The New Yorker:
In his meticulous diaries, written from 1846 to 1882, the Harvard librarian John Langdon Sibley complains often about the withering summer heat: “The heat wilts & enervates me & makes me sick,” he wrote in 1852. Sibley lived before the age of air-conditioning, but recent research suggests that his observation is still accurate: summer really does tend to be a time of reduced productivity. Our brains do, figuratively, wilt.
One of the key issues is motivation: when the weather is unpleasant, no one wants to go outside, but when the sun is shining, the air is warm, and the sky is blue, leisure calls. A 2008 study using data from the American Time Use Survey found that, on rainy days, men spent, on average, thirty more minutes at work than they did on comparatively sunny days. In 2012, a group of researchers from Harvard University and the University of North Carolina at Chapel Hill conducted a field study of Japanese bank workers and found a similar pattern: bad weather made workers more productive, as measured by the time it took them to complete assigned tasks in a loan-application process.

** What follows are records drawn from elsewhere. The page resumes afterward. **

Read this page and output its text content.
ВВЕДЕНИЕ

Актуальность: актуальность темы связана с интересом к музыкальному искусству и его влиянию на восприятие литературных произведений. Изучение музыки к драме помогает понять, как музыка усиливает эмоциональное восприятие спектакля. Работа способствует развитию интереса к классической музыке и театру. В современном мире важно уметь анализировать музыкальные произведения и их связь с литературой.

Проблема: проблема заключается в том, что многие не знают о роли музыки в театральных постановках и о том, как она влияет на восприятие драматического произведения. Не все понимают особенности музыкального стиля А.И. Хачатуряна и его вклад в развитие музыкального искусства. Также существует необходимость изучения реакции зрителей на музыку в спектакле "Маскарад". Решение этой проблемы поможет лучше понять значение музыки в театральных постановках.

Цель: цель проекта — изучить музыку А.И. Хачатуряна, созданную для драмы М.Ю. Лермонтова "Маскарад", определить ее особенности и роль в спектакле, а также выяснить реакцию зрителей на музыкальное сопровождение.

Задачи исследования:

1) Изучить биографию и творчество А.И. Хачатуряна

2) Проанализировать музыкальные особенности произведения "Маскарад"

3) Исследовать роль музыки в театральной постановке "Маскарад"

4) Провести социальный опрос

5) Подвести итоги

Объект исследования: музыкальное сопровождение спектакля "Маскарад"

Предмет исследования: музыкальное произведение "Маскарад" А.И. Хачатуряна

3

But each season has its share of attractive days—and a skier’s mind would likely have many opportunities to wander in the dead of winter. There’s evidence, however, that in summer, our thinking itself may simply become lazier. In 1994, Gerald Clore, a pioneer in researching how ambient mood-altering phenomena affect cognition and judgment, found that pleasant weather can often lead to a disconcerting lapse in thoughtfulness.